Gunter · ‎08-23-2011

Thanks everybody, I have now a much clearer picture.

Final question: if I use the scalar version lds_store_id(), and two or more threads write to the same DWORD in LDS, what will be in that DWORD afterwards: any one of the values written by the threads, the previous value, or will it be undefined?

Thx

malcolm3141 · ‎09-05-2011

The current behaviour that I have found (on nVidia and ATI interestingly) is to commit in thread ID order. That is threads with higher ID will win.

It should be noted strongly here that this behaviour is not guaranteed to be true, and specifically may be totally different on future hardware. If you want to rely on this, test it first. Also, without using atomic loads / stores, or the appropriate fences, the compiler may make transformations that break ordering as well (since it isn't guaranteed by any specification).

jeff_golds · ‎08-22-2011

Originally posted by: Gunter Thanks for your answer.
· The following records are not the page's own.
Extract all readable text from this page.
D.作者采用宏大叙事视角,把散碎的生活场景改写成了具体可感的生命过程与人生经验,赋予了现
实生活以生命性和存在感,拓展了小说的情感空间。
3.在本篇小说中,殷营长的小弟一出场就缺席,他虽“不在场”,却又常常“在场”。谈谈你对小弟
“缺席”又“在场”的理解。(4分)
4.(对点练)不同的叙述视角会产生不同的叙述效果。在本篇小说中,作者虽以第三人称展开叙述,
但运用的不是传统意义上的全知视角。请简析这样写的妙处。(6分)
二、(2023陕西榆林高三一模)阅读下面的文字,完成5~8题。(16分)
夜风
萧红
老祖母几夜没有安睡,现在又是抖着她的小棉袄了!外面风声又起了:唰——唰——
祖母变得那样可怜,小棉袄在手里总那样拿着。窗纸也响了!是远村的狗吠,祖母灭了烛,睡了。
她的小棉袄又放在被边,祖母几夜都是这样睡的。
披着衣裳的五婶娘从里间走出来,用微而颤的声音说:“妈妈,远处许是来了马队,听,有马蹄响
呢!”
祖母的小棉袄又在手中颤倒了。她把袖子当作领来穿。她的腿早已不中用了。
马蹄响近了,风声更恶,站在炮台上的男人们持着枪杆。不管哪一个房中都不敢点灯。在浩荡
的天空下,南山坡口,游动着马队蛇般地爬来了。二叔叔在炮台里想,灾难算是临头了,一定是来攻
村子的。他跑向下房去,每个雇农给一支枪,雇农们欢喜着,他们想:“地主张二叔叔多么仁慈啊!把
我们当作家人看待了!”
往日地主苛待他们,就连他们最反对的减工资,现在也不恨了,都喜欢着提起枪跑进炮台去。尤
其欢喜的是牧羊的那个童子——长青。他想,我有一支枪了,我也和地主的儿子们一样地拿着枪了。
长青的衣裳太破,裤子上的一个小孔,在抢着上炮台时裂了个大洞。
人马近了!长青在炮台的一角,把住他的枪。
However, I wasn't referring to atomic (read-modify-write) instructions. I just wanted to know the following: if simultaneous writes to the same address occur, some instance has to determine the order these writes are executed. If vectors are written, are the four components always scheduled at the same time, or can individual components be written at different times? Or more importantly, is the last write always from only one vector?

You can't rely on any order whatsoever unless you use barriers. Its your job to make sure threads don't overwrite each other's data.

Jeff